The researchers asked folks to repeat “I am excited” before something nerve-wracking. Read the article for how this affected singing a Journey song! 😝
Understanding Nervousness
Will this really work? I don’t know.
But understanding our body’s feelings is important, especially for gifted students whose powerful minds often overthink problems. This perseveration escalates nervousness (check out Why Smart Kids Worry or From Worrier Into A Warrior, both written by pals of mine).
If we teach what nervousness is, it may help kids use their brains to understand (and control) their bodies.
How Our Body Reacts
So, when we’re nervous, what’s really happening?
- We know a threat is coming.
- Our body assumes the threat is a physical attack (even though it’s probably not).

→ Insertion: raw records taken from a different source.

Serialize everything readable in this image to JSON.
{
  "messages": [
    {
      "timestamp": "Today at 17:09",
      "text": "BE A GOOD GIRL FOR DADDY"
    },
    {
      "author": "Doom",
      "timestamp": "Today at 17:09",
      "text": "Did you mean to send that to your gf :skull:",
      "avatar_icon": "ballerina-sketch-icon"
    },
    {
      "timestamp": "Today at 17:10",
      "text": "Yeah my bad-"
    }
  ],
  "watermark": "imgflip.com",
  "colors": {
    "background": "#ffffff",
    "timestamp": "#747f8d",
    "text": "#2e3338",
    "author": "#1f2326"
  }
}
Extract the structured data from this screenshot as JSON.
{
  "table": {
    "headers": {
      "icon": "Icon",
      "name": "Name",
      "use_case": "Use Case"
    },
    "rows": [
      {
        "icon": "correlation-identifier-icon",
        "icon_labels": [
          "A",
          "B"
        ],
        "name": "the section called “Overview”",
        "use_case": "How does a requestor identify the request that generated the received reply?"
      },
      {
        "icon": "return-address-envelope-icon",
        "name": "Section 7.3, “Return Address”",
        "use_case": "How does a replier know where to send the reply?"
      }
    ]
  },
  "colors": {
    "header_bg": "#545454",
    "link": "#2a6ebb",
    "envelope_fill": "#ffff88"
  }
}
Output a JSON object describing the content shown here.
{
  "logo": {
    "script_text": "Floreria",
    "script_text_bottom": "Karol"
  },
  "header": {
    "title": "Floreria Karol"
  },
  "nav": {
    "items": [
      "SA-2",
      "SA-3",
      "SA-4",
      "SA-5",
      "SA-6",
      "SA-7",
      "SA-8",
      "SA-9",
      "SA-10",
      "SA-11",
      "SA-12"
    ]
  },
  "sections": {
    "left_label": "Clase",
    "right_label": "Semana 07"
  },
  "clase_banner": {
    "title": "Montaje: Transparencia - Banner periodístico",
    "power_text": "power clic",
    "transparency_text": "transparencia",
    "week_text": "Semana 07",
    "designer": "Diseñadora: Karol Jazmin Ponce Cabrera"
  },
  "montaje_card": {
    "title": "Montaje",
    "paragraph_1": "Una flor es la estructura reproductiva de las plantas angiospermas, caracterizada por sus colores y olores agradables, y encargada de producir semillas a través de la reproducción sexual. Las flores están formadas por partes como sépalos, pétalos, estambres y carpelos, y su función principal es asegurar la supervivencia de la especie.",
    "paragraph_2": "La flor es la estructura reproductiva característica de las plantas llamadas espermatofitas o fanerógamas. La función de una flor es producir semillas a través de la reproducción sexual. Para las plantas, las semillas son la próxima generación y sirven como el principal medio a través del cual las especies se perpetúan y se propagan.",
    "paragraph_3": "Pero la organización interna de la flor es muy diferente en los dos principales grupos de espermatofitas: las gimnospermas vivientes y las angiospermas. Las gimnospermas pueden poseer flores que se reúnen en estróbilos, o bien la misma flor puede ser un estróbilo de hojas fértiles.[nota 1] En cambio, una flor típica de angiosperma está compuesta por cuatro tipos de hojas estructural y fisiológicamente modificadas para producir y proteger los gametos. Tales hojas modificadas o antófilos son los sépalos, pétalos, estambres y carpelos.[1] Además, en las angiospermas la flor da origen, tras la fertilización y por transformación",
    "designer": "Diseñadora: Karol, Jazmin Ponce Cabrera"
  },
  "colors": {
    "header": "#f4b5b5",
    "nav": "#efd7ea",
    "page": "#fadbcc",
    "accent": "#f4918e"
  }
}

- Our body pumps chemicals like cortisol and adrenaline into our blood.
- These chemicals get us ready for battle by:
- increasing heart rate
- narrowing vision
- decreasing hearing
- slowing digestion
- and even reducing bladder control!
All of these are traits of nervousness, but they make sense when we realize our body is redirecting our limited resources to prepare for battle.
- Peripheral vision and hearing aren’t important when the big threat is right in front of us. So our body eliminates these senses.
- Digestion doesn’t matter if we’re about to die, so our body redirects blood away from the stomach (this causes the “butterflies in my stomach” feeling).
- Blood is redirected to our extremities, flushing our faces (aka blushing) and giving us shaky hands.
- And that weight in our bladder slows us down. So we lose it.
Now, in a real battle we’d use up these chemicals in our blood, increasing our speed and strength. But if students are nervous about a test, the chemicals just sit there! What should be a temporary boost to their physical abilities becomes a long term poison called stress. (And you know about stress’ nasty effects)
Self Talk
Unfortunately our body’s reaction to threats is wired into us. We can’t disable it. But we can understand it and use that understanding to sooothe our reactions.
The idea of self-talk may sound silly, but it works to engage our brains to bring our purely physical reactions under control.
I feel nervous, but it’s really just my heart beating faster, pushing adrenaline into my system, because there’s a risk coming. I can take advantage of that adrenaline or maybe I should run around to use it up.
If you’re a fan of the Dune series (the greatest sci-fi books of all time), you know the Litany Against Fear – self-talk invoked by characters in times of stress:
I must not fear.
Fear is the mind-killer.
Fear is the little-death that brings total obliteration.
I will face my fear.
I will permit it to pass over me and through me.
And when it has gone past I will turn the inner eye to see its path.
Where the fear has gone there will be nothing.
Only I will remain.
Dune is beyond most kids, but personifying fear as temporary and ultimately weaker than us is powerful. Dan Peters uses this idea with “The Worry Monster” in his aforementioned book.
Sidenote: if needles didn’t make me faint, I’d totally get a “Fear is the mind-killer” tattoo (is that an example of irony?).
A Quick Chat
Teaching students to understand their body’s reaction to stress won’t eliminate the reaction, but it can help them to embrace it and move on. And this kind of talk is perfect for those five minutes before lunch, to start the day, or to wrap up before everyone go home.